Jimmy Winchell - Gives You the Business EP (Priapus)
Oh, he gives you the business, for damn sure. 7 songs’ worth. All covers. All
performed on chintzy synthesizers. All recorded on a 4-track machine someone
probably salvaged from the bottom of some crusty, rusted out dumpster. All
essayed by a nasal atonal singer. Said singer gets as close to hitting the
proper notes as a mute karaoke singer with a cold would. If this description
whets your appetite, then you’re made of sterner stuff than my namby-pamby ass.
Four of these songs are staples on Classic Rock radio. In Connecticut, this
radio niche is an inescapable part of the social landscape, a lonely eyesore
stuck in the horizon like a spinach leaf dangling between the stained teeth of a
chronic smoker with gingivitis. If you’re like me, hearing the actual versions
of “Have a Cigar” or “Jet Airliner” or “Low Spark of High Heeled Boys” (which I
hadn’t actually heard until this disc, and Lord, thank you for keeping me
ignorant for so long) is enough of an earache. Why someone thought folks would
want to listen to ratty lo-fi versions of such songs done horribly wrong--so
wrong that they’re not even enjoyable as funny jokes, ha ha, we’re mocking the
songs with wit and panache by making them sound really bad--is beyond my meager
understandings of social mores and the serendipitous ways of the world.
For “My Story” (a Bo Diddley song), Jimmy gives up on singing to interpret the
lyrics in a spoken-word fashion. The song’s so simple that the low-budget
aesthetic stinking up this disc actually does the song some service. Except
that it’s nearly incomprehensible. And then that song’s smacking lips with
Billy Joel’s “Entertainer." On acoustic guitar. And Jimmy’s singing (or
whinging, if you prefer). Sounds like a broken-down country song. If Neil
Young were struck dumb, slipped a mickey, choked, slapped around, kicked in the
groin, and THEN handed a guitar and this song, it would still outshine this
sucker by a wide country mile, with enough room for a 50-acre farm.

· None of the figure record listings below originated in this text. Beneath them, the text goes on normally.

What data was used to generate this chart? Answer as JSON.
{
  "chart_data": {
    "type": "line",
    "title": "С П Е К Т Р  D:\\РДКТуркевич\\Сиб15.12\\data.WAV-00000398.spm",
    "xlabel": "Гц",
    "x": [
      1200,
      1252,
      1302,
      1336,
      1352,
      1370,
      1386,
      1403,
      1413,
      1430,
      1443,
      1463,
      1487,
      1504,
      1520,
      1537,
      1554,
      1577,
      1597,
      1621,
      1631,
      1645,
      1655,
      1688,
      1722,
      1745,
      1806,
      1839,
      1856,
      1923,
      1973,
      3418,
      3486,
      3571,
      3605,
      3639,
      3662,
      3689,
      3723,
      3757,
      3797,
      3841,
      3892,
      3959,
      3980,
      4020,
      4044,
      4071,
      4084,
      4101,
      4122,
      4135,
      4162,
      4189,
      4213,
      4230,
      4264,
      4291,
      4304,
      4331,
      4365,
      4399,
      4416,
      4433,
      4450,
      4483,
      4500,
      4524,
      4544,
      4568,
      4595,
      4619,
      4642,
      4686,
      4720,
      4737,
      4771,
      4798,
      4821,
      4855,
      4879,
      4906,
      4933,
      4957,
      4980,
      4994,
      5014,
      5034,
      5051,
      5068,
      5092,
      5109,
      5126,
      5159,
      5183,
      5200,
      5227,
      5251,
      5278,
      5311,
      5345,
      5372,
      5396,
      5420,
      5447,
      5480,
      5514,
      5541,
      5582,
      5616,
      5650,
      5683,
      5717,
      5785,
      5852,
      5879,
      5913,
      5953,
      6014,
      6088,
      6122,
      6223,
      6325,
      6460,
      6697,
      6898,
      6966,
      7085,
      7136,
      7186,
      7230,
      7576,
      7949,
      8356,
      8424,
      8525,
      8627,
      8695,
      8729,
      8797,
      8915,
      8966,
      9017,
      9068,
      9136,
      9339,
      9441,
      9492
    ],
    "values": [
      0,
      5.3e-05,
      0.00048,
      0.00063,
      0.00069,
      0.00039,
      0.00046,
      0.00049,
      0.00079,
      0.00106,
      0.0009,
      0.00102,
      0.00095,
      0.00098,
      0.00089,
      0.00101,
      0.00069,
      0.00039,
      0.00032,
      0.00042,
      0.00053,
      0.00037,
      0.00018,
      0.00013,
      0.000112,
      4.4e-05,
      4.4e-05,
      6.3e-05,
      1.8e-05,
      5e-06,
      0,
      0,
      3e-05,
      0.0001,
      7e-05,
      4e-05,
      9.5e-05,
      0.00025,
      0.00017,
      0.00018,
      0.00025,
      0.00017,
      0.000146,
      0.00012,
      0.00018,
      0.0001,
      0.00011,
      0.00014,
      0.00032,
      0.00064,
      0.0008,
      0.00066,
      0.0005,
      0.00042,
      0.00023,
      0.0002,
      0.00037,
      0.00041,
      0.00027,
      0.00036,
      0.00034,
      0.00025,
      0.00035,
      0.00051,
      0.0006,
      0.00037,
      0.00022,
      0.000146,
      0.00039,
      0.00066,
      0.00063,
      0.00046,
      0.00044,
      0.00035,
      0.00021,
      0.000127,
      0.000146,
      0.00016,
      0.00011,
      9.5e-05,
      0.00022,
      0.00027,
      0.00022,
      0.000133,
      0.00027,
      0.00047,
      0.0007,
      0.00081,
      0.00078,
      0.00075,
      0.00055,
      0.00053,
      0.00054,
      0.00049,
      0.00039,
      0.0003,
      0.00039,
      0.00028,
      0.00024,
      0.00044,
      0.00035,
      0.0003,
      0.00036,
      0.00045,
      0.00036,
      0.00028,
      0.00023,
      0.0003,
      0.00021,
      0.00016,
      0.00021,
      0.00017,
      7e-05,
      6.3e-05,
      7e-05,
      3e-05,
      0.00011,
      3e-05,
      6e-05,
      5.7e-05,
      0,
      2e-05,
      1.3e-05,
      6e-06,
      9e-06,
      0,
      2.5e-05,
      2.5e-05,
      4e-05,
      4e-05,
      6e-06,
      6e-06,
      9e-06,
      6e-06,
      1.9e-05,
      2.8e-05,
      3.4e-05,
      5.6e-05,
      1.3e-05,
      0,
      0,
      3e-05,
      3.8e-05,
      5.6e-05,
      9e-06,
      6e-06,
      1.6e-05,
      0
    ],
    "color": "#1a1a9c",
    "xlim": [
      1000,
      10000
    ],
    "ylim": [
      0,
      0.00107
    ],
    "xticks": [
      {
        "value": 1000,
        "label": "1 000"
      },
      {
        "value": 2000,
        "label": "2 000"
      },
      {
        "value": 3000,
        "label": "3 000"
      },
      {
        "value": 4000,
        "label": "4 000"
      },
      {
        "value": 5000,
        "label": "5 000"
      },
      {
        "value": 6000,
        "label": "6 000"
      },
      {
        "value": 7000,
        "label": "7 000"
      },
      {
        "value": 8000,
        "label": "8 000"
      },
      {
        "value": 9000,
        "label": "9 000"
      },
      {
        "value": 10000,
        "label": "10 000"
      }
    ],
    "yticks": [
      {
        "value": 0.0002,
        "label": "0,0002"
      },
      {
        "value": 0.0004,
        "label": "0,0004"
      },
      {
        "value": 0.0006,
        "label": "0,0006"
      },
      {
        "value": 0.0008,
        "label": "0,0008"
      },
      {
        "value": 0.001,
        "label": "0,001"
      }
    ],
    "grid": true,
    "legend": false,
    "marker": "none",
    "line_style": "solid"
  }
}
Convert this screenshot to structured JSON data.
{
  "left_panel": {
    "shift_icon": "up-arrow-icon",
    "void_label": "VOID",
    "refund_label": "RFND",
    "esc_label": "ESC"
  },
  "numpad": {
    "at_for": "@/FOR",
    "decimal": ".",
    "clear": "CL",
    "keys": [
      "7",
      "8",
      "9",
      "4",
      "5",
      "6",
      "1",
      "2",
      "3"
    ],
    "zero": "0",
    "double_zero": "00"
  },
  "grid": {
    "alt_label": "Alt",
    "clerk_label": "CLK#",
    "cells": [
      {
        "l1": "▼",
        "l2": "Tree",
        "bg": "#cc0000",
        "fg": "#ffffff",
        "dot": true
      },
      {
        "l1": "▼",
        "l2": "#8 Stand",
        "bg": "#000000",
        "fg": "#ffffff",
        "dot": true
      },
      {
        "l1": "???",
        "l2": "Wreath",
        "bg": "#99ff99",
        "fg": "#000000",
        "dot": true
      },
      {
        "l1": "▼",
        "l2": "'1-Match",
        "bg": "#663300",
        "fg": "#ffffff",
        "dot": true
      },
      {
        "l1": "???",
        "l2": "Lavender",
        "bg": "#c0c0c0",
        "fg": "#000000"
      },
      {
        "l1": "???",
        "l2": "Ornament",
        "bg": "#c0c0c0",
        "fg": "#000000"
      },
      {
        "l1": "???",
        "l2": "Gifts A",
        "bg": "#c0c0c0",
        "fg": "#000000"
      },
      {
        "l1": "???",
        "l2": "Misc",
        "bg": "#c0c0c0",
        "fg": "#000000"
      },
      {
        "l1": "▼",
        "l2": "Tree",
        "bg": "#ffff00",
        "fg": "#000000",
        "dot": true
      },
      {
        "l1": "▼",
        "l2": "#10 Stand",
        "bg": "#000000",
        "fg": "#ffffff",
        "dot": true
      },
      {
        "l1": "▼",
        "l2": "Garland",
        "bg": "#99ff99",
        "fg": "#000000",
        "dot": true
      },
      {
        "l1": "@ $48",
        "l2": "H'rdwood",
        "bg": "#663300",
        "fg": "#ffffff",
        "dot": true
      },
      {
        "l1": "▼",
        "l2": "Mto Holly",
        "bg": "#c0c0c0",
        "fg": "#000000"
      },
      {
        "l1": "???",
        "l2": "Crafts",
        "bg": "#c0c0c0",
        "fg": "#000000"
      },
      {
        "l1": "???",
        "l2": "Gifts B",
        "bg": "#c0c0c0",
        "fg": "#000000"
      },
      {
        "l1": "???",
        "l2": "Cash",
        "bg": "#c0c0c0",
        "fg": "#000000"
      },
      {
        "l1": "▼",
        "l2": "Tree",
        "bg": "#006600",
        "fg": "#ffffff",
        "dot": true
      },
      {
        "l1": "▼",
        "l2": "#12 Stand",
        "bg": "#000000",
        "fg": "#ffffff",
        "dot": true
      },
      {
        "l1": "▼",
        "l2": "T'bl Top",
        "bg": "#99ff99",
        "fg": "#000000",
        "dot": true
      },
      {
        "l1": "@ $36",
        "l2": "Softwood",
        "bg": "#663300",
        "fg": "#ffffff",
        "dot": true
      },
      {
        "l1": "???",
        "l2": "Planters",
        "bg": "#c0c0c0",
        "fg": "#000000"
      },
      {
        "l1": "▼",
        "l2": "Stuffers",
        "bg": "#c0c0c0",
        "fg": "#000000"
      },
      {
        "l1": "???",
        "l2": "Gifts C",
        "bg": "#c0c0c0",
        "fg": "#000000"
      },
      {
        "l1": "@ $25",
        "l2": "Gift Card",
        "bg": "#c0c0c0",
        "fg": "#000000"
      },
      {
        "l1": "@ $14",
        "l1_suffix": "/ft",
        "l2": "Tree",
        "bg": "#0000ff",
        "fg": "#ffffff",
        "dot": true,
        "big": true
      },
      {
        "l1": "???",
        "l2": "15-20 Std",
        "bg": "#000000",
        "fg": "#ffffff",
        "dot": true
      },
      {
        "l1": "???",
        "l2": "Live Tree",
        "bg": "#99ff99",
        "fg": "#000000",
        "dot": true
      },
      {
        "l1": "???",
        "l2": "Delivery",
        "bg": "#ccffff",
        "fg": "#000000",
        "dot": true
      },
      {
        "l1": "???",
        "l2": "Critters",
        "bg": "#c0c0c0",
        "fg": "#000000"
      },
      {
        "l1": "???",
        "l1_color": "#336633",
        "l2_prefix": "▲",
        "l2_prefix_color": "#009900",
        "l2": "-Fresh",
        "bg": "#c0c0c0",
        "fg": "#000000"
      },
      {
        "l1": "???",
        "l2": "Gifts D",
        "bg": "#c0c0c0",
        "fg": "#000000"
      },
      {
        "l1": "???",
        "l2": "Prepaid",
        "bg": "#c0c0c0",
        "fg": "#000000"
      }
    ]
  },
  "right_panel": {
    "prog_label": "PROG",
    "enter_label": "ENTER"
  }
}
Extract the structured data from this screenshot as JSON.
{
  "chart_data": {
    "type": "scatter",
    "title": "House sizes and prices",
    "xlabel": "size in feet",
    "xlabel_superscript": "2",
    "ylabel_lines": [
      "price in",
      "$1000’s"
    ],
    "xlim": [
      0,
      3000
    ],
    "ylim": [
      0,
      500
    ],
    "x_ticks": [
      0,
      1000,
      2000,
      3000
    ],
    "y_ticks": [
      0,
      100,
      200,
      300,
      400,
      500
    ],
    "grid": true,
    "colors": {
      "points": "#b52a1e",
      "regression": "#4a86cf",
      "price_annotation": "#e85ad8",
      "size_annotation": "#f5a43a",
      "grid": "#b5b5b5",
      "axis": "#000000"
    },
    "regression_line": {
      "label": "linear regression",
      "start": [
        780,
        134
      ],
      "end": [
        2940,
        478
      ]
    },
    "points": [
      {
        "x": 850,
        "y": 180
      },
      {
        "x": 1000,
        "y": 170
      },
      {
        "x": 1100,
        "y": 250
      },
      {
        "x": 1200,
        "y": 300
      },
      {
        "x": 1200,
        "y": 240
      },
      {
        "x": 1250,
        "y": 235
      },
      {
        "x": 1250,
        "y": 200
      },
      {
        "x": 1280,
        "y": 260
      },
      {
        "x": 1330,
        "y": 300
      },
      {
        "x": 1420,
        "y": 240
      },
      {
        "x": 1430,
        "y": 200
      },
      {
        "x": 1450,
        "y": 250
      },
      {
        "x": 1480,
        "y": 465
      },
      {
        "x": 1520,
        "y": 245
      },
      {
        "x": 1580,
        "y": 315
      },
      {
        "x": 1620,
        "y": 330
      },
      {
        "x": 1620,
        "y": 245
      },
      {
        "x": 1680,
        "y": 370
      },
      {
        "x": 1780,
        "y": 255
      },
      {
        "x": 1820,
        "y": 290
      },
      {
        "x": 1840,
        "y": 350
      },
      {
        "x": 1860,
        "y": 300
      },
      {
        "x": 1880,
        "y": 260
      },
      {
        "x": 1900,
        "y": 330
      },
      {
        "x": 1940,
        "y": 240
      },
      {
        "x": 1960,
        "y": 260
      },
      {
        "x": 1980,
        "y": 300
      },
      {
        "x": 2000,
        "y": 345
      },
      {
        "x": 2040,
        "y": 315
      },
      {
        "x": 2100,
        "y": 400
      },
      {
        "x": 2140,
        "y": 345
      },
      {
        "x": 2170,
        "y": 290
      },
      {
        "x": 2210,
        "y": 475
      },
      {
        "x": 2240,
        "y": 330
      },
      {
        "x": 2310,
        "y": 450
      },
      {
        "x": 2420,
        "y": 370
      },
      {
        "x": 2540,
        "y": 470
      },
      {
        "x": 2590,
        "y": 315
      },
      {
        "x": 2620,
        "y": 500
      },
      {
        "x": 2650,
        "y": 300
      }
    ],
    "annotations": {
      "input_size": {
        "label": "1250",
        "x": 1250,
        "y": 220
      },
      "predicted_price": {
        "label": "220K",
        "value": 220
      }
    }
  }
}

And then there are two more songs, by Joni Mitchell (“Free Man In Paris”) and
Joe Walsh (“Life’s Been Good”). There’s a brief glimmer in the final track,
where Jimmy tosses in a Big Star quote right at the end, and the melody is
plinked out xylophone-style on a synth. And, hell, Jimmy’s voice almost sounds
like Joe Walsh’s. But then, they throw in some cheesy crescendo with canned
trumpets. And it just falls flat, like the rest of this disc. It’s dull. It’s
mediocre.
That’s the thing irking me about this disc. It’s bland and boring. That’s a
worse crime than being outright terrible. I have plenty of records that sound
more inept, with singers that can’t carry a tune in a shopping cart, and
musicians playing instruments with the curly hairs dangling from their ass. If
Jimmy & Co. were performing original songs, I’d probably feel a bit more empathy
for the endeavor. (Something tells me Jimmy’s a member of Home, given this
record’s association with Screw Music Forever, the musical home of Home, a fine
group of musicians whose idea of fucking around is much more enjoyable.) But if
you’re going to bother recording and releasing half-assed cover songs like these,
and you’re going to spend money printing out glossy CD insert sheets and liner
notes and producing CDs, then you should fuck them up in spectacular fashion.
This is nothing more than an aural whoopie cushion. Making this a coaster would
be an insult to the glass, the table, the beverage in the glass, and other
reputable coasters all around the world.